Patrick Kast/Richard Evidon
Amihai Grosz began his viola studies at the age of twelve, initially with David Chen at the Jerusalem Academy of Music, later continuing with Tabea Zimmermann in Berlin at the Academy of Music “Hanns Eisler” and with Haim Taub at the Keshet Eilon Music Center in Israel. In September 2010 he was appointed first principal viola of the Berliner Philharmoniker. As a concert soloist he has already appeared with various renowned orchestras like the Jerusalem Symphony Orchestra, the Israel and the Munich Chamber Orchestras and the Berlin Staatskapelle. Amihai Grosz is a founding member of the Jerusalem String Quartet. His chamber music partners include Mitsuko Uchida, Yefim Bronfman, Tabea Zimmermann, Guy Braunstein, Emmanuel Pahud, Steven Isserlis as well as the Guarneri and the Vermeer Quartets.

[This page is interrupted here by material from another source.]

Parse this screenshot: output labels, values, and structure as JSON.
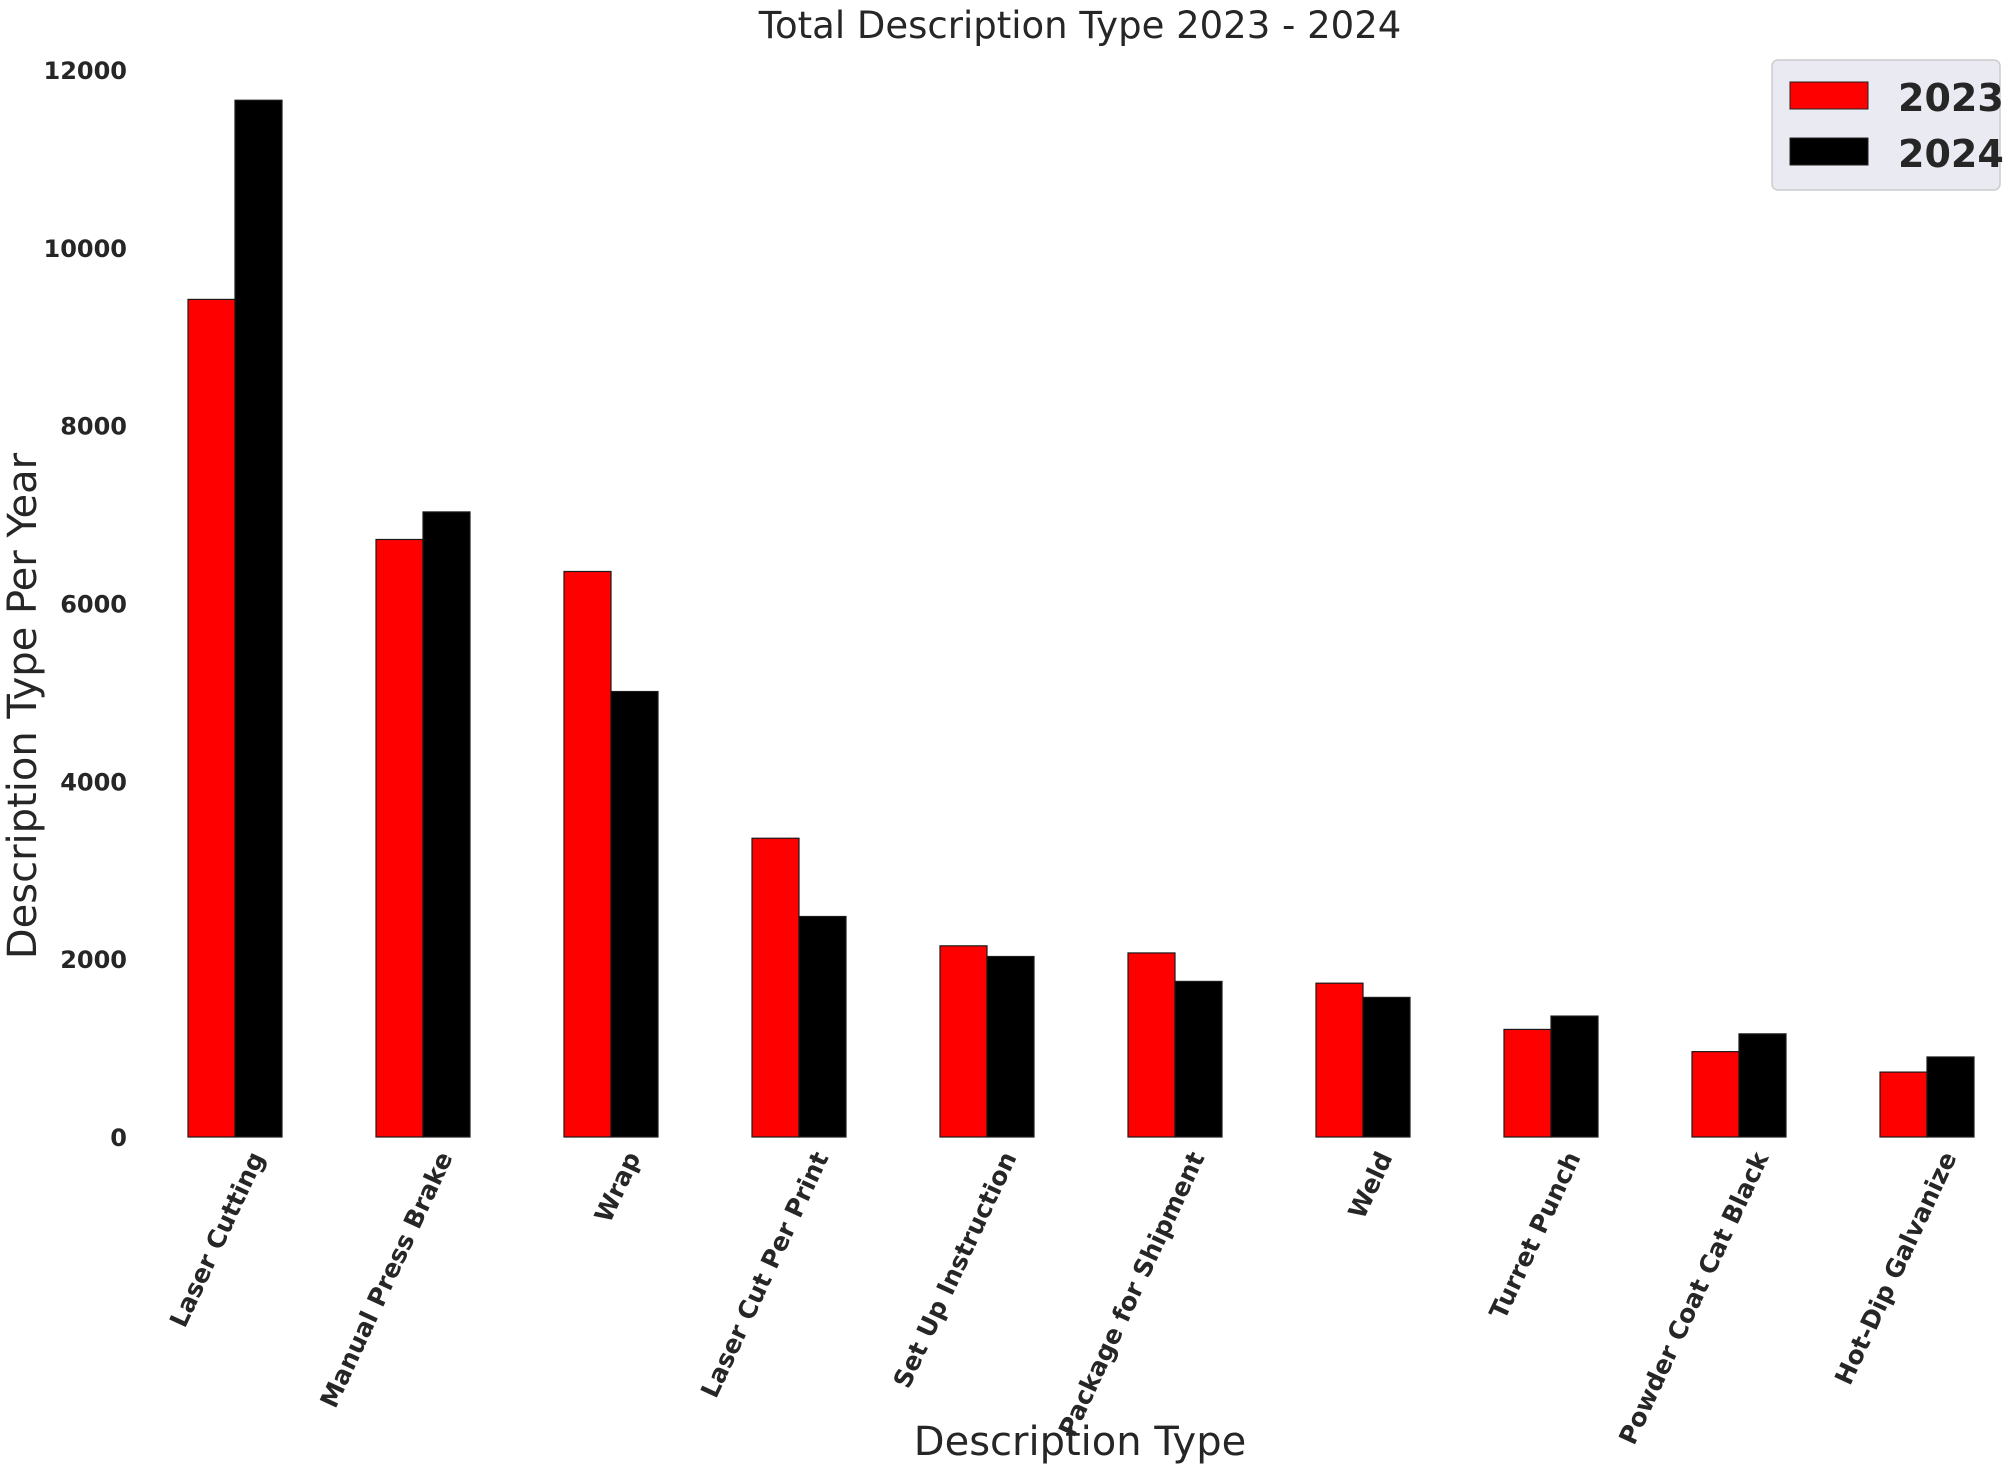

Ludwig Quandt was born into a family of professional musicians and began to play the cello when he was six. He later studied with Arthur Troester at the Lübeck Academy of Music where he earned his diploma in 1985 and passed his graduate exam with distinction in 1987. During and following his studies he attended masterclasses with Boris Pergamenschikow, Zara Nelsova, Maurice Gendron, Wolfgang Boettcher and Siegfried Palm. Among the competitions and prizes that he has won are the ARD Competition in Munich and the Premio Stradivari in Cremona. He twice took part in the Federal Republic’s Concerts for Young Artists. He joined the Berliner Philharmoniker in 1991 and has been the orchestra’s principal cellist since 1993. Alongside his orchestral work he also performs all over the world as a soloist and a chamber recitalist, not least as a member of various Philharmonic ensembles, including the 12 Cellists, the Philharmonic Stradivari Soloists and the Berlin Philharmonic Capriccio.

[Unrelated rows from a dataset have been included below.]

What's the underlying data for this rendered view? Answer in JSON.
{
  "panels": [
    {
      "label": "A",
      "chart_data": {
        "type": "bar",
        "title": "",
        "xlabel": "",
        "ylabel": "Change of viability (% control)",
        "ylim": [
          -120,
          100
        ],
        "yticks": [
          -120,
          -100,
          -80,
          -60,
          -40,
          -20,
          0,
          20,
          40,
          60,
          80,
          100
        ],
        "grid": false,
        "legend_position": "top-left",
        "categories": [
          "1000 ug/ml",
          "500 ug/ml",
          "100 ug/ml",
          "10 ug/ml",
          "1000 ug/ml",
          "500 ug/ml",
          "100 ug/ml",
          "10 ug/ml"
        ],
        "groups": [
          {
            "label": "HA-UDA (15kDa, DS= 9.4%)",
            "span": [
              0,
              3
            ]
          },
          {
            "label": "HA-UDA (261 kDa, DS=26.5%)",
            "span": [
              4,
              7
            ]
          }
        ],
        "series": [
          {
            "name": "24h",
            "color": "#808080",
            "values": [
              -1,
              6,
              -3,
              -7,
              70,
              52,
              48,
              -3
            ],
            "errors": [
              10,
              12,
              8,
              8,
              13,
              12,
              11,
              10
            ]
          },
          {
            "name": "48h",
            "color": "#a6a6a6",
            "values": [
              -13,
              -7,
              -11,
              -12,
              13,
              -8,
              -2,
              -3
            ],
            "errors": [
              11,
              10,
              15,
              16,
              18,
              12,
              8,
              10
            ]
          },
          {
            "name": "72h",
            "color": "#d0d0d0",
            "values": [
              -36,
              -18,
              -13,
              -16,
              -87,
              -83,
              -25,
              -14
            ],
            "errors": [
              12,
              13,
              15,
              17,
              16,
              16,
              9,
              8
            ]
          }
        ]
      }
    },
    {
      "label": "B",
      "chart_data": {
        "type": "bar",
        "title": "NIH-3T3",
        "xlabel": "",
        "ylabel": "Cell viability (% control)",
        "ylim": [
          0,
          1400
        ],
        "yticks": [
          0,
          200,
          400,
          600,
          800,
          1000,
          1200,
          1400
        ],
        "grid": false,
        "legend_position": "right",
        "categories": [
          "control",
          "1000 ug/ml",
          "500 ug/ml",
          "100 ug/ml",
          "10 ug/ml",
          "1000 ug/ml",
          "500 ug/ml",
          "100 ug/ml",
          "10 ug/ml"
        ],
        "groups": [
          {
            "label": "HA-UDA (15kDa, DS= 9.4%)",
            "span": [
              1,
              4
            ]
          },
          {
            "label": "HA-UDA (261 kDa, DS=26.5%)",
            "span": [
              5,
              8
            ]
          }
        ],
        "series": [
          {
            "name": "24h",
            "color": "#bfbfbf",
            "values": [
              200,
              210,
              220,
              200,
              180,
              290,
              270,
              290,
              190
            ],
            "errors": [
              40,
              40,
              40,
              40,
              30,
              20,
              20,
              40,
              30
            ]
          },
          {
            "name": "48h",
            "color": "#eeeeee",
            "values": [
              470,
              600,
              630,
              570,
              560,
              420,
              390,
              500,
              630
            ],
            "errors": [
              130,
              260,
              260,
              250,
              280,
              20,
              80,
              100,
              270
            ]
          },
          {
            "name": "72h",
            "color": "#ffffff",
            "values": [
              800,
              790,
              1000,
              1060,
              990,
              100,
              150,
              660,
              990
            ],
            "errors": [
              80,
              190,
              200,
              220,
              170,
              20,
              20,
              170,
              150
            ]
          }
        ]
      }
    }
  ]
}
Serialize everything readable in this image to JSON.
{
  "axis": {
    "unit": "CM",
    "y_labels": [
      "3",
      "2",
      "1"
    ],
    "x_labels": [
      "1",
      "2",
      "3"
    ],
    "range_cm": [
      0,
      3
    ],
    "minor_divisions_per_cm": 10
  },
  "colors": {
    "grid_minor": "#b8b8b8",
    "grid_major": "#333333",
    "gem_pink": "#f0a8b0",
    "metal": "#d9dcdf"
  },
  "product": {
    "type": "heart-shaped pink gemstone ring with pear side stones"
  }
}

Donald Runnicles has been General Music Director of the Deutsche Oper Berlin since August 2009 and Chief Conductor of the BBC Scottish Symphony Orchestra since September 2009. He is also Music Director of the Grand Teton Music Festival and Principal Guest Conductor of the Atlanta Symphony Orchestra. Donald Runnicles was born in Scotland and educated in London and Cambridge. After first engagements at the theatres of Mannheim, Hanover and Freiburg, he became Music Director and Principal Conductor of the San Francisco Opera in 1992, a post he held until 2009. Since 1991 he works each year at the Vienna State Opera and has also led productions in the opera houses of Munich, Hamburg and Berlin, Milan, Paris and Zurich, and at festivals such as in Salzburg, Bayreuth and Glyndebourne. In concert, he is a frequent guest conductor of the BBC Symphony Orchestra, the North German Radio Orchestra, Hamburg (NDR), and Bavarian Radio Orchestra, Munich, as well as the Orchestre de Paris, the Staatskapelle Dresden and leading U.S. orchestras. He appears annually in Great Britain at both the BBC London Proms and the Edinburgh Festival. Since his debut in November 2003 with Britten’s War Requiem Donald Runnicles has returned regularly as guest conductor to the Berliner Philharmoniker. His last performance with the orchestra was in December 2009, when he conducted works by Sebastian Currier and Johannes Brahms. Among his awards are the Order of the British Empire (2004) and an honorary degree from Edinburgh University.